Youth inclusion is key
Youth with disabilities are amongst the most marginalized and poorest of the world’s youth population. Compared to youth without disabilities, those with a disability face a greater chance of experiencing severe economic or social disparities. Youth with disabilities are faced daily with the fear of discrimination, abuse, lack of education, and missing opportunities that should be there for them.
Youth represents the seeds we grow and sow. They are our past, present, and future in many ways. As such, we wish the best for them. Unfortunately, much like seeds, youth are also in a vulnerable stage in life. Disability can be particularly tough on youth as it hits them in a developmental stage that can restrict their ability to grow, learn, engage, and thrive and these restrictions have the possibility of having lifelong consequences.
There are many causes and consequences of global challenges such as poverty, inequality, and violence. For instance, mental health is no exception to this rule of simultaneous cause and effect; disability can cause mental health issues, and mental health issues can also cause disability. There are predictions that depression will be the single largest contributor to the global burden of disease by 2030. Suicide is already one of the leading causes of death in youth – more so in the Global South than in the North. I mention mental health as an example, but disability spans over a much broader spectrum, each with its challenges and possibilities.
To combat the negative impact disability can have on personal, societal, and economic values, we argue for thorough preparation before the summit. We wish to gather data and insights on disability among youth, as well as map out a contact network of potential partners to strengthen our effort for change. Our efforts at the summit will be based on a sound and solid case, to present the necessity of youth advocacy and accountability. We strive with our efforts at the summit for commitments and plans that can be (objectively) monitored in the future, by for example defining policies and programs that can be analyzed and influenced. Not least do we strive for accountability and engagement from our partners after the summit.

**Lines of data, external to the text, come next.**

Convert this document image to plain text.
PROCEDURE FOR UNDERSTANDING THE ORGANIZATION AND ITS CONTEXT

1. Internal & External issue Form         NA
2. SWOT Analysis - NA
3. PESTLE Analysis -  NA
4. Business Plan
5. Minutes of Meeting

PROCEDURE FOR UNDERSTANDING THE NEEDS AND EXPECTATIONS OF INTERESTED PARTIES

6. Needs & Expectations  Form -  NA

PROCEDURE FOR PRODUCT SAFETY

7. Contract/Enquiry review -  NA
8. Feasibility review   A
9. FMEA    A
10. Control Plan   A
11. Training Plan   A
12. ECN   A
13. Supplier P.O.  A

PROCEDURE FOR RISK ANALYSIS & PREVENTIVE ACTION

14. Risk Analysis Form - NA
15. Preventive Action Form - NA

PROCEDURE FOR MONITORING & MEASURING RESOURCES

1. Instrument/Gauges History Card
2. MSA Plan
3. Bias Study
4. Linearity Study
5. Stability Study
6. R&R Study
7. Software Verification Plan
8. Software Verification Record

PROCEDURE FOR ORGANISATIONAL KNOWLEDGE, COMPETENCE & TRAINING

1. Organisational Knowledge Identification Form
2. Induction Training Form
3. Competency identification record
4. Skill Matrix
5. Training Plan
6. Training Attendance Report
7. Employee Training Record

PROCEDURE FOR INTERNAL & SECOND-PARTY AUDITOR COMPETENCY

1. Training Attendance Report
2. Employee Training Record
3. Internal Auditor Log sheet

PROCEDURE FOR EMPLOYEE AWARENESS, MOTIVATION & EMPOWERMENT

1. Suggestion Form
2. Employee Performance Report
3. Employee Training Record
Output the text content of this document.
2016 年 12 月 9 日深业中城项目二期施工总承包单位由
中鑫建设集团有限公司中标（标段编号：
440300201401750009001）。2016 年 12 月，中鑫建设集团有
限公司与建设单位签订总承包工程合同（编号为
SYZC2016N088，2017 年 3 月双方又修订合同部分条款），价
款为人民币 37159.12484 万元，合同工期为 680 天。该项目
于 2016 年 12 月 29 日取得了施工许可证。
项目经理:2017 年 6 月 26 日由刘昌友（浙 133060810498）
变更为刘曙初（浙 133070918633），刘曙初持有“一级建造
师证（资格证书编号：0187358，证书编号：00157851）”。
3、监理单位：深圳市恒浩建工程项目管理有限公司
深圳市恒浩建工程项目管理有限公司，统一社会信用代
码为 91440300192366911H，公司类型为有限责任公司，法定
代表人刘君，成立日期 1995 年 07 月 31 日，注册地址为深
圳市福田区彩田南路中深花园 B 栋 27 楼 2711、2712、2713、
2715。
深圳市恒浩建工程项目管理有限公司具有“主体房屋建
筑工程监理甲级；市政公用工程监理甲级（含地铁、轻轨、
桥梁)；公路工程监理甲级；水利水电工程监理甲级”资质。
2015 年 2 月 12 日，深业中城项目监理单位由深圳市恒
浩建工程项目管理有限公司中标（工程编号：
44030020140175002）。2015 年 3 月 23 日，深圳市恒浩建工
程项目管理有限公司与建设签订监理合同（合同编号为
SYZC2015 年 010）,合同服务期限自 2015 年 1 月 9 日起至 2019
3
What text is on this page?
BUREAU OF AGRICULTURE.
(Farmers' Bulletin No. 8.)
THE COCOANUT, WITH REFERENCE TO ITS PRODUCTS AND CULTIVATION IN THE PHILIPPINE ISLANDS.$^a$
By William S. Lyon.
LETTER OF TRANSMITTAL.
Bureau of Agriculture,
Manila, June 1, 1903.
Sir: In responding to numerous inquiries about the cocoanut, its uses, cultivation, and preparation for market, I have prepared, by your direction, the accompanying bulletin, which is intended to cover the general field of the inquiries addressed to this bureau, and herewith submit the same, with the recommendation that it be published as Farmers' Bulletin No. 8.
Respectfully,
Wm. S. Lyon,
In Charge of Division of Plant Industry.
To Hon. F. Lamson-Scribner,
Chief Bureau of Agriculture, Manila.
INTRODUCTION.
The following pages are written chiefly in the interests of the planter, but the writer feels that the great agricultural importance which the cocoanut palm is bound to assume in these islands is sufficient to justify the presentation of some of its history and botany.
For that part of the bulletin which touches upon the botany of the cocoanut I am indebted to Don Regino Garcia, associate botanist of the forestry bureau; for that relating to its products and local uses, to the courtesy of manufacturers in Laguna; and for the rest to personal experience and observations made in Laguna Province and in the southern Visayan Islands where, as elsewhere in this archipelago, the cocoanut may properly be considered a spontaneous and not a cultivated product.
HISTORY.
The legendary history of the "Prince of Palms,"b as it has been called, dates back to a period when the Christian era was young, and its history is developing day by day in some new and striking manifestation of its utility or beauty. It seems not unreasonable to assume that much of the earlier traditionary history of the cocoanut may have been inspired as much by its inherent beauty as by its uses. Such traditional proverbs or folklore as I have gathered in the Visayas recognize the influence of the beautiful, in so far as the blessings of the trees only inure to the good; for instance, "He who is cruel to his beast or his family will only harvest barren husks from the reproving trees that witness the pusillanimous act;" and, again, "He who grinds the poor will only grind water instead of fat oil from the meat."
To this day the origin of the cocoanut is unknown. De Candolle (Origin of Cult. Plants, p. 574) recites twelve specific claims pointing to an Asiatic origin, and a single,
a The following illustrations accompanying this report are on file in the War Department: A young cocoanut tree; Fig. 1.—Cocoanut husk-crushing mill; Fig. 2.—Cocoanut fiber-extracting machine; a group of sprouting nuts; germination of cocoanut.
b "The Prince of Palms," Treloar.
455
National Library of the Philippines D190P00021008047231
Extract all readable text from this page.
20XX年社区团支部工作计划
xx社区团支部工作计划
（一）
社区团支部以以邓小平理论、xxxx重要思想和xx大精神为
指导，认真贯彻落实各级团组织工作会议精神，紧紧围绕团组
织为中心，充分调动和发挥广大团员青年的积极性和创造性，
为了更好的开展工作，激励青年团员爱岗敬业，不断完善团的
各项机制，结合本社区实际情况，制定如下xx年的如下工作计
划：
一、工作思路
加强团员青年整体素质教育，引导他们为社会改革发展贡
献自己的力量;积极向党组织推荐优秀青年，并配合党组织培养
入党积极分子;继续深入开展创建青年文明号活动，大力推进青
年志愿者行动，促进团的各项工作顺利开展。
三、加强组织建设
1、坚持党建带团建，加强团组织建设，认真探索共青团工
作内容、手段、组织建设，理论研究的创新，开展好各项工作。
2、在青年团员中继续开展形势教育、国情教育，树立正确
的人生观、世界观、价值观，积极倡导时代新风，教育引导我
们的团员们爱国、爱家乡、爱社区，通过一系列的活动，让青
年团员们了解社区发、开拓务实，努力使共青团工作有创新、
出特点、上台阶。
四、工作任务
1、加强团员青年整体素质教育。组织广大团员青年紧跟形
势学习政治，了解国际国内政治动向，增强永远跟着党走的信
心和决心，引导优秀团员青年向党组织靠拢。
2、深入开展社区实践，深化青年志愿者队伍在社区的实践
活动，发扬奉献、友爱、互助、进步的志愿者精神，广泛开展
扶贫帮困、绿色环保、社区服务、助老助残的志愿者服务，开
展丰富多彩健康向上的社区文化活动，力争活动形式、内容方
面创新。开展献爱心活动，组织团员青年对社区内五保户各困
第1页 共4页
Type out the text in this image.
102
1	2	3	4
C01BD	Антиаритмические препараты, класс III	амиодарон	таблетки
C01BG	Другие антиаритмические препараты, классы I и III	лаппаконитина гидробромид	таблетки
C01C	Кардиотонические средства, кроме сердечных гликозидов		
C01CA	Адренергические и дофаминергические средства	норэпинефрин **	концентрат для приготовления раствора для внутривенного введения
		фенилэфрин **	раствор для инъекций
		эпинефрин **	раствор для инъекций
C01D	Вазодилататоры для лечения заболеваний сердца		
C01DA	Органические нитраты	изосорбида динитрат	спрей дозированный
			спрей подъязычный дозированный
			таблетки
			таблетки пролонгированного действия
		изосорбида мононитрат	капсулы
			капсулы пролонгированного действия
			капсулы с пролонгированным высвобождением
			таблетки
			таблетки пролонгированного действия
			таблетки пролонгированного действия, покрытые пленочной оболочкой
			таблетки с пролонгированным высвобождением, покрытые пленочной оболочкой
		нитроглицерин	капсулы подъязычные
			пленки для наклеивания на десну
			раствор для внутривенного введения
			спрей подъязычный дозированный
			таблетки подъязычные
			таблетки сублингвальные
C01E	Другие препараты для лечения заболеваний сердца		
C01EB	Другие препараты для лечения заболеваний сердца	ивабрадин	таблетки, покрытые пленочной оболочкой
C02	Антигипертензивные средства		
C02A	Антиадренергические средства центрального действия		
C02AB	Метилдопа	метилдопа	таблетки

To achieve this, the inclusion of youth is imperative, youth will be at the forefront of this conversation. Youth can harbor an enormous source of energy and potential. Not only can they be the source of much joy and wellbeing for many, but youth can also represent a strong drive, a fresh look, or a key advocate for positive change. Especially lasting change.
They are therefore an ally we can’t go without which makes advocacy so important. A lot of people, including youth, have guaranteed positive changes already, but more action is needed to meet the needs of the global population and youth will be a vital partner in our future efforts.